Por Gonzalo Dávila Trueba.
Ilustración Camilo Pazmiño.
Edición 425 – octubre 2017.
Ni con palo de romero se puede encontrar dos hinchas de equipos distintos que hayan podido ser amigos, pese a luchar durante años no por ideología alguna —pensábamos de manera similar— y peor por racismo —jamás tuve nada en contra de los negros—. La rivalidad era por el fútbol: yo sigo siendo hincha del Deportivo Quito, el mejor equipo del mundo; él, de la Liga. Que nuestro respectivo equipo ganara significaba tener la dicha, el argumento y la razón suficientes para mofarnos hasta la saciedad del otro.
Una ocasión llegó al restaurante con aire de cardenal y extendió el brazo para que besara su anillo y luego, majestuosamente, ordenó que le preparasen arroz con huevo: Liga había ganado un partido contra el Quito. Quedé íntegramente engranujado por la rabia contenida y el escozor no me pasó sino cuando, posteriormente, el resultado fue adverso para Liga. Pero él, vivísimo, desapareció del planeta Tierra.

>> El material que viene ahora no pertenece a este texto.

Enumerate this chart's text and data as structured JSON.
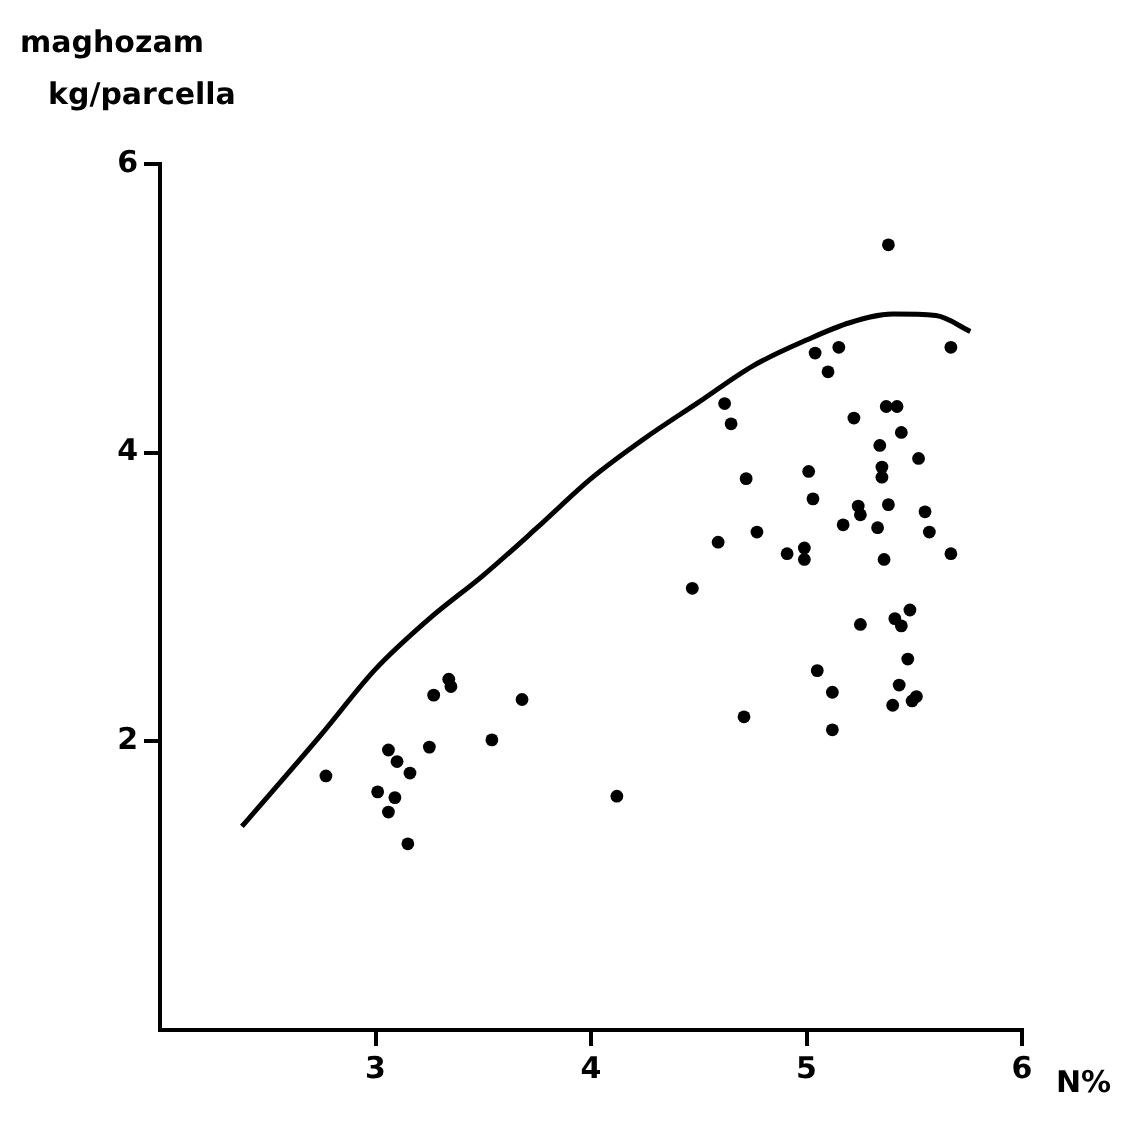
{
  "chart_data": {
    "type": "scatter",
    "xlabel": "N%",
    "ylabel": "maghozam\nkg/parcella",
    "xlim": [
      2,
      6
    ],
    "ylim": [
      0,
      6
    ],
    "xticks": [
      3,
      4,
      5,
      6
    ],
    "yticks": [
      2,
      4,
      6
    ],
    "grid": false,
    "series": [
      {
        "type": "scatter",
        "color": "#000000",
        "marker": "circle",
        "x": [
          2.77,
          3.34,
          3.35,
          3.27,
          3.68,
          3.06,
          3.1,
          3.16,
          3.25,
          3.54,
          3.01,
          3.09,
          3.06,
          3.15,
          4.12,
          4.47,
          4.62,
          4.65,
          4.72,
          4.77,
          4.59,
          4.91,
          4.99,
          4.99,
          5.01,
          5.03,
          5.22,
          5.37,
          5.42,
          5.44,
          5.34,
          5.35,
          5.35,
          5.52,
          5.24,
          5.25,
          5.17,
          5.33,
          5.38,
          5.55,
          5.57,
          5.67,
          5.36,
          5.25,
          5.41,
          5.48,
          5.44,
          5.47,
          5.05,
          5.12,
          5.43,
          5.4,
          5.49,
          5.51,
          4.71,
          5.12,
          5.04,
          5.1,
          5.15,
          5.38,
          5.67
        ],
        "values": [
          1.76,
          2.43,
          2.38,
          2.32,
          2.29,
          1.94,
          1.86,
          1.78,
          1.96,
          2.01,
          1.65,
          1.61,
          1.51,
          1.29,
          1.62,
          3.06,
          4.34,
          4.2,
          3.82,
          3.45,
          3.38,
          3.3,
          3.34,
          3.26,
          3.87,
          3.68,
          4.24,
          4.32,
          4.32,
          4.14,
          4.05,
          3.9,
          3.83,
          3.96,
          3.63,
          3.57,
          3.5,
          3.48,
          3.64,
          3.59,
          3.45,
          3.3,
          3.26,
          2.81,
          2.85,
          2.91,
          2.8,
          2.57,
          2.49,
          2.34,
          2.39,
          2.25,
          2.28,
          2.31,
          2.17,
          2.08,
          4.69,
          4.56,
          4.73,
          5.44,
          4.73
        ]
      },
      {
        "type": "line",
        "color": "#000000",
        "marker": "none",
        "line_style": "solid",
        "x": [
          2.38,
          2.75,
          3.0,
          3.25,
          3.5,
          3.75,
          4.0,
          4.25,
          4.5,
          4.75,
          5.0,
          5.2,
          5.4,
          5.6,
          5.76
        ],
        "values": [
          1.41,
          2.05,
          2.5,
          2.85,
          3.15,
          3.48,
          3.82,
          4.1,
          4.35,
          4.6,
          4.78,
          4.9,
          4.96,
          4.95,
          4.84
        ]
      }
    ]
  }
}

Por esos años, Rodrigo Paz desarrolló una adicción que le obnubilaba la mente: el pulpo al ajillo. Tal era su pasión por el plato que, según decía, lo usaba inclusive como paliativo sicológico pues, con doble ración de ajo, iba feliz al dentista para vengarse de cualquier dolor que le pudiera infligir.
Un 5 de diciembre, luego de servirse las consabidas viandas, salimos a la calle y, en la intersección de la Tamayo y Foch, Rodrigo, como alcalde de Quito, detenía a los vehículos para que sus ocupantes compartieran felices el chinchón que les brindaba por las aún bellas fiestas de la ciudad, que no perdían todavía su identidad histórica.
En 2001 la adicción de Rodrigo había madurado al punto que tenía que ir a por el pulpo con mayor asiduidad de la acostumbrada. Llegó con toda la tropa. Cuando la mesa de la venganza infinita estuvo lista, apartada de aquella que habitualmente Rodrigo ocupaba, preguntó el porqué del cambio de ubicación, y el mesero adujo, muy comedidamente, que ahora le correspondía la sección B, especial para las personas que tenían su equipo en aquella categoría.
Supongo que Rodrigo se habrá engranujado con picazón y todo ya que el camino expedito a la B se fraguó en el último minuto del último partido: el que perdía se iba a la B y la Liga lo hizo con eficiencia.
Rodrigo no logró superar la adicción. Regresaba de sus viajes a contarnos que en ninguna parte había comido un pulpo como el del Mare Nostrum. Su adicción contaminó a la dirigencia pues el profesor Hohberg, Polo Carrera, Oblitas o el Patón Bausa eran nuestros asiduos clientes y se daban cita para degustar desde la inolvidable mariscada hasta el adictivo pulpo.
Al Deportivo Quito le dio patatús luego de ganar dos inauditos campeonatos al fío y ahora yace en paz. Esto desubicó a Liga pero, según dicen, es un dolor muy profundo aunque pasajero y ya retomará la senda del triunfo.
Vientos de extravío gubernamentales distorsionaron el proceder síquico de los quiteños y el Mare Nostrum cerró sus puertas para siempre. Mientras tanto, Rodrigo Paz es y seguirá siendo una especie de hombre en extinción, incorruptible, trabajador y empecinado, a pesar del desbalance que experimentará su organismo por la ausencia de su pulpo al ajillo.